One of the interesting things about being a vendor of backup appliances is that your focus has to be broader than only software. One thing that has been getting discussed quite a bit lately are the hints that a 3TB SAS and SATA drive are coming this year from Seagate. In and of itself, that would be interesting only from the perspective that disk drive capacity seems to have resumed its upward trajectory after a bit of a pause between 1.5TB and 2TB. As a practical manner I’m always interested in the projected price per gigabyte – the cross-over point for the higher capacity drives and the lower capacity drives is the basis for one degree of affordability when it comes to backup appliances.
Designers of dedicated deduplication devices count on two things that run counter to the announcement of these drives: limited overall disk capacity because of the memory mapping requirements necessary for many deduplication algorithms and lower capacity drives with multiple spindles. Multiple spindles are an advantage because this type of layout increases the overall number of I/O operations on non-sequential disk I/O activity – the type of activity you see in many deduplication systems.

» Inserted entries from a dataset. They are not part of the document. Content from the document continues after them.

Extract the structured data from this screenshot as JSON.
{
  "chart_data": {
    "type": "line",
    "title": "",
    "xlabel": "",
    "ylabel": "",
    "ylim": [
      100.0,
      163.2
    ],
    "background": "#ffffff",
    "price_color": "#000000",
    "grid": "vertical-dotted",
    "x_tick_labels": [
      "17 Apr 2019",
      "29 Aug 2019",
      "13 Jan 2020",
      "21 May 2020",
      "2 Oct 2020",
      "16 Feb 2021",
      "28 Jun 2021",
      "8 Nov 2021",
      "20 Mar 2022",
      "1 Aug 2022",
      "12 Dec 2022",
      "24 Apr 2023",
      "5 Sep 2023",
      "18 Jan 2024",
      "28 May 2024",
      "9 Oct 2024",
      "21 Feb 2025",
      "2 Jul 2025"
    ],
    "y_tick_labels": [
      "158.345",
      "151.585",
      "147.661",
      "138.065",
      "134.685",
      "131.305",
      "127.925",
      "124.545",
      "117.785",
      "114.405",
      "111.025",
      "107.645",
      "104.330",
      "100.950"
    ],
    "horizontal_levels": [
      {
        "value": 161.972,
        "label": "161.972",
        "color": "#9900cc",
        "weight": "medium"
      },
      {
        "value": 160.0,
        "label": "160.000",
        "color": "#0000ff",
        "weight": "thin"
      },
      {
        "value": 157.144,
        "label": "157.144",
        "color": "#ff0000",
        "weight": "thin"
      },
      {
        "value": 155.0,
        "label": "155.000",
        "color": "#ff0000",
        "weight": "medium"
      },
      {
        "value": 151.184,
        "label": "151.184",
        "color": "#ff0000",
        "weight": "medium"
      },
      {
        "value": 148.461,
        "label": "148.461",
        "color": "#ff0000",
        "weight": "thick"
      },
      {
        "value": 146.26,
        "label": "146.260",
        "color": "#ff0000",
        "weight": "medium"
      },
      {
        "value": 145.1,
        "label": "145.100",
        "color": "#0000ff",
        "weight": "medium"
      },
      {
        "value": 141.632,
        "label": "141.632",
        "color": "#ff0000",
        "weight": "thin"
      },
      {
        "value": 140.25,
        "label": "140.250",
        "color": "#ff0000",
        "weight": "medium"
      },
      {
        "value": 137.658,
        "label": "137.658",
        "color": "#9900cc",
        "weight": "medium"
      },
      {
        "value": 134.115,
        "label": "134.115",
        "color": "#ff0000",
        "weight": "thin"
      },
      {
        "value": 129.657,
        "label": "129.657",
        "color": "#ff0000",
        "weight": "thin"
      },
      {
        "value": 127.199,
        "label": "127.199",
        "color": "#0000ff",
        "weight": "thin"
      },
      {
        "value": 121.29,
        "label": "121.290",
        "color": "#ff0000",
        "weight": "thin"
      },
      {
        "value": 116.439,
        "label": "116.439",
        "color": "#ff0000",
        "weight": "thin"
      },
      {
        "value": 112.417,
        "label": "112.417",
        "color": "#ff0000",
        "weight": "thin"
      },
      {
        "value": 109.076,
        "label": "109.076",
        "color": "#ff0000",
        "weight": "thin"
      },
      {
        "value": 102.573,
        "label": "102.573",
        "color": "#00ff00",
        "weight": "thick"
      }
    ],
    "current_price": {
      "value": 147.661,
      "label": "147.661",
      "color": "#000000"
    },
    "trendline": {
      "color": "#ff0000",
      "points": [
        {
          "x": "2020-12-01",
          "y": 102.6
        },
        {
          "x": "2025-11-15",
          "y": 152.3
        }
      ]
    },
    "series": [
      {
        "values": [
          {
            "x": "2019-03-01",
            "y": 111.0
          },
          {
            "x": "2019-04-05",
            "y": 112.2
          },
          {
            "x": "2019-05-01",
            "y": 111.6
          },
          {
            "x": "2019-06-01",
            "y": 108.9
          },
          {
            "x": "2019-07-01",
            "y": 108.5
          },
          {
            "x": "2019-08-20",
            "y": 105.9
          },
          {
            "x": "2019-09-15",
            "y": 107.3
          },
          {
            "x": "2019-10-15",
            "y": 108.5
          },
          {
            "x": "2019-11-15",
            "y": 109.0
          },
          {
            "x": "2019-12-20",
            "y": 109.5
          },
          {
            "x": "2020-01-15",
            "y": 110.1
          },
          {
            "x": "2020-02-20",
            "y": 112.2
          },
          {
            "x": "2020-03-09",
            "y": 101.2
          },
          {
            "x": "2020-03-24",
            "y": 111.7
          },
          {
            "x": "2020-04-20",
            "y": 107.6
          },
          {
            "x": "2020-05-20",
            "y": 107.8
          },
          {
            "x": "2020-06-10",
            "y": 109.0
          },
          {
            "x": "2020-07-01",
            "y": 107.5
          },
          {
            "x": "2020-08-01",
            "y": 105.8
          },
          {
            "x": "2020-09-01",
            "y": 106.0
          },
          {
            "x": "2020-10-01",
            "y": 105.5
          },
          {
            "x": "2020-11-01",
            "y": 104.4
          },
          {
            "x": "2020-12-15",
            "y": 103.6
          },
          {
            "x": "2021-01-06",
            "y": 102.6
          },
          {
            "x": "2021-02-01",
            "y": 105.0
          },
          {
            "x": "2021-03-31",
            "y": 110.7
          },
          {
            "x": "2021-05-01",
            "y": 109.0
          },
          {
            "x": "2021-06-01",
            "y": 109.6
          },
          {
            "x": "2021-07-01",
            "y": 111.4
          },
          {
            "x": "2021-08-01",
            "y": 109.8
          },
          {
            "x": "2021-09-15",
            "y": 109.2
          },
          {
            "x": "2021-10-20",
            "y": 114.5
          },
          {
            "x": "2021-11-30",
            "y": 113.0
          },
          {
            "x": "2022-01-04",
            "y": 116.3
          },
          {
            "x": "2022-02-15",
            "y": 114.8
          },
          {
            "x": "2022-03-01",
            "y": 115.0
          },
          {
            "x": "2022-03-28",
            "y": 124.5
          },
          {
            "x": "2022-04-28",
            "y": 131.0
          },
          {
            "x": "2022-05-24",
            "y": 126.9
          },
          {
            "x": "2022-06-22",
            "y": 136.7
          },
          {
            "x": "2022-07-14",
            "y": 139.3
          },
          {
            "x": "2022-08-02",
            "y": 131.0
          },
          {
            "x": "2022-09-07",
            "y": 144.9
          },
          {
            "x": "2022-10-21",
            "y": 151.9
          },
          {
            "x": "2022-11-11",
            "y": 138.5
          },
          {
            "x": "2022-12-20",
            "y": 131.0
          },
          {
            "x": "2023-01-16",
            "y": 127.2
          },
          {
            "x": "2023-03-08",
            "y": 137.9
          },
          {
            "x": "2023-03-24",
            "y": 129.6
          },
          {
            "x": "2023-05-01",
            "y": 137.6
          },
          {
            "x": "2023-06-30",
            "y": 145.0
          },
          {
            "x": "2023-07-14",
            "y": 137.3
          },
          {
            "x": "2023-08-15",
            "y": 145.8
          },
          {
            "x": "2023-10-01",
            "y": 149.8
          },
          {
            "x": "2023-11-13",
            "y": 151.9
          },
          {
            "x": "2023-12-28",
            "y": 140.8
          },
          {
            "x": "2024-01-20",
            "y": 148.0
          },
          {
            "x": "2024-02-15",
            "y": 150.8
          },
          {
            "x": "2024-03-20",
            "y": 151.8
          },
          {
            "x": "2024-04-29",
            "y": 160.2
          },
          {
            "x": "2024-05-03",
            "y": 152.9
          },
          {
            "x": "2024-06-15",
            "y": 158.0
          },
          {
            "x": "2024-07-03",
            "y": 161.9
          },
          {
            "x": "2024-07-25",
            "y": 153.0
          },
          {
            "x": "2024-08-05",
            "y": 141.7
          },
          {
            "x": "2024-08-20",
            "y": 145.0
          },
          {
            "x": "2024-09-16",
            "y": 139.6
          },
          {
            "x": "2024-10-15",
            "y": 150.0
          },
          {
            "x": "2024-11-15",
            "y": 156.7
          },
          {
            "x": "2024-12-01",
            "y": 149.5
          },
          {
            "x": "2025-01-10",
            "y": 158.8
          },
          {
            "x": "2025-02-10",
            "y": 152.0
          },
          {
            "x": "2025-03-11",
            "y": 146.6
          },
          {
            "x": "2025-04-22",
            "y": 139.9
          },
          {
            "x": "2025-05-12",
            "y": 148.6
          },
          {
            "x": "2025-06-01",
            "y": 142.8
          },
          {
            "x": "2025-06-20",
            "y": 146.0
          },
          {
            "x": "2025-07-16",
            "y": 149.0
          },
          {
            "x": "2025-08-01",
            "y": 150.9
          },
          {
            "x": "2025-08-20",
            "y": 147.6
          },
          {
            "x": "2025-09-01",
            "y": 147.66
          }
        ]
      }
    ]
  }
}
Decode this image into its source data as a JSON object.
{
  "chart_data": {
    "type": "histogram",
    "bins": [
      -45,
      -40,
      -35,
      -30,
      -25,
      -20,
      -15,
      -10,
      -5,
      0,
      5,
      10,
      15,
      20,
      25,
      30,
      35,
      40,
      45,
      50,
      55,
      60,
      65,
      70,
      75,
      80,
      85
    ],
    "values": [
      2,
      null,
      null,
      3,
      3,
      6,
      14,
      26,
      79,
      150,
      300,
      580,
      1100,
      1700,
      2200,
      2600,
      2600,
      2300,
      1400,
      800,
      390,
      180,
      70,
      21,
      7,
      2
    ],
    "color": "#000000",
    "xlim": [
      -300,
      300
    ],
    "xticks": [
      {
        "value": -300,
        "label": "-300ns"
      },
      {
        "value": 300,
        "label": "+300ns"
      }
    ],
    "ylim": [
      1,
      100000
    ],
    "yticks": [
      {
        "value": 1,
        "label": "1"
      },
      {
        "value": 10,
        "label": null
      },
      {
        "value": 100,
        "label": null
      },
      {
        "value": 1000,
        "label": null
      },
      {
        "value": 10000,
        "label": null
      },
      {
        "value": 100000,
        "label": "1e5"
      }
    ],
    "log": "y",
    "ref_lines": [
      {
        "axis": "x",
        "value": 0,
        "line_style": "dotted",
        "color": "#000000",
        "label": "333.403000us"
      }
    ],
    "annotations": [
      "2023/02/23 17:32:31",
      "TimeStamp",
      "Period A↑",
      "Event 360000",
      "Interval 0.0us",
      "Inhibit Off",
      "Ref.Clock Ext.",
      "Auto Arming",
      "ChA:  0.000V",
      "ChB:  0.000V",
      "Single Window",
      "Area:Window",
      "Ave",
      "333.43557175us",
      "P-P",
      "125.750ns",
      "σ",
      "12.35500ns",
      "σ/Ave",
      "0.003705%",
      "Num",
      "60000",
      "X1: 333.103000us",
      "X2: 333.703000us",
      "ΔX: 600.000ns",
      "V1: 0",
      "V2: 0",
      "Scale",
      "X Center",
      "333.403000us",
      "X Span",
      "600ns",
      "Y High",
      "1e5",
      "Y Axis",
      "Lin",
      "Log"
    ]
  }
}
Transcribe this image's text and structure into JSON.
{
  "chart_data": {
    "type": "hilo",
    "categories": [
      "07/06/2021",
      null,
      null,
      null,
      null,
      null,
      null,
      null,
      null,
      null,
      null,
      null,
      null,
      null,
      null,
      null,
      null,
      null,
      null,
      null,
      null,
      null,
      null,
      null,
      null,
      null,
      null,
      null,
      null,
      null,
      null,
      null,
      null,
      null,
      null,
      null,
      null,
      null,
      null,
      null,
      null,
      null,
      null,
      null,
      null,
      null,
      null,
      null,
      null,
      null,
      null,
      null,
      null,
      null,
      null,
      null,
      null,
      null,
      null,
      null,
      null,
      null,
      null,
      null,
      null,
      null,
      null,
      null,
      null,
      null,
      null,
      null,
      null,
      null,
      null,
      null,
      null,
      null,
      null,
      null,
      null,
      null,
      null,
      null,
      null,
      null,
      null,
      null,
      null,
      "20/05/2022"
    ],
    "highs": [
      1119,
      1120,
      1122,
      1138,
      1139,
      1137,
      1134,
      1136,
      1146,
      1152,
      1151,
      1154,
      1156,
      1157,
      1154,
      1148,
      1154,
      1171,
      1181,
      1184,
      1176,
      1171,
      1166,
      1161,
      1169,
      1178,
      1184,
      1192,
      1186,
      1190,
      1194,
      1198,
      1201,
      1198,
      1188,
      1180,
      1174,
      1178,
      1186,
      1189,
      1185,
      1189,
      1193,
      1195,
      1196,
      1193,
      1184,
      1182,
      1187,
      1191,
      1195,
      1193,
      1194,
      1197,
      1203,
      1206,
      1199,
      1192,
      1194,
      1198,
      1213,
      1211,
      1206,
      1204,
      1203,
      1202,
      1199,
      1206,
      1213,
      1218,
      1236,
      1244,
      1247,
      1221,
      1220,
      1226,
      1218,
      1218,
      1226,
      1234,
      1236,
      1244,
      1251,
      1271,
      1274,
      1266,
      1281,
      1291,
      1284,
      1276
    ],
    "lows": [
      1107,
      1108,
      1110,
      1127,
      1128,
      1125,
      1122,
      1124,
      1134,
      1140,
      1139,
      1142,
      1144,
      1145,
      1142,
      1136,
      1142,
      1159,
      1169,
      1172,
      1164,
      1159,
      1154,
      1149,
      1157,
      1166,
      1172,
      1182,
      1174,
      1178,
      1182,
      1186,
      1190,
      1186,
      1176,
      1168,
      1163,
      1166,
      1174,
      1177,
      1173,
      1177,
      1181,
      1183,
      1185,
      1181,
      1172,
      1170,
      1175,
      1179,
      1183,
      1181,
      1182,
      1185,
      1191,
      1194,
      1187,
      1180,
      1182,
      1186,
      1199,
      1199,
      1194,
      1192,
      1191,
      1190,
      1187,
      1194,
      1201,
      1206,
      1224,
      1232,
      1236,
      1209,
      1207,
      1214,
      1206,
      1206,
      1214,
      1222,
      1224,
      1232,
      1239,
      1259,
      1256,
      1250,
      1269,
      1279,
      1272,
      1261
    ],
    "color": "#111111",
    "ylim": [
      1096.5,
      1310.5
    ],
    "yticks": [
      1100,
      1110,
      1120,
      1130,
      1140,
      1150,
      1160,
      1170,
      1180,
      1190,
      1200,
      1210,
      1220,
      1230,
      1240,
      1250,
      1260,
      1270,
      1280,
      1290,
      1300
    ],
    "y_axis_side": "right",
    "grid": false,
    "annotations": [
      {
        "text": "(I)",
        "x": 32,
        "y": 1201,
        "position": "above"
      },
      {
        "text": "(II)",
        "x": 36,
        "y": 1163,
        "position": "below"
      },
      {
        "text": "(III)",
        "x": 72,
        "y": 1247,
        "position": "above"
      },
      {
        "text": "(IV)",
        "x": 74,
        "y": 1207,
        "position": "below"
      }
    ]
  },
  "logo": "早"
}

It will be interesting to see the impact of these larger drives on the margins of the deduplication device vendors – my bet is that they’ll have to reduce their pricing. My prediction is that we’ll see a strong negative impact on deduplication device vendors from this.
Many people predicted margin pressure when software-only backup vendors came out with their own versions of deduplication. While there certainly appears to have been some degree of impact, I believe this impact has been muted by the fact that typically the software-only deduplication vendors don’t exhibit very good data reduction ratios due to typical hardware limitations of the backup server.
However, 3TB drives, particularly if these devices are competitive on a price per gigabyte basis, in effect mean that users who move from 1.5TB drives to 3TB drives are seeing an effective 2X increase in retention (in the case of a backup appliance) with absolutely no impact on ingest rates, recovery times, and with no need for an increased spend on processor, memory, and I/O subsystems.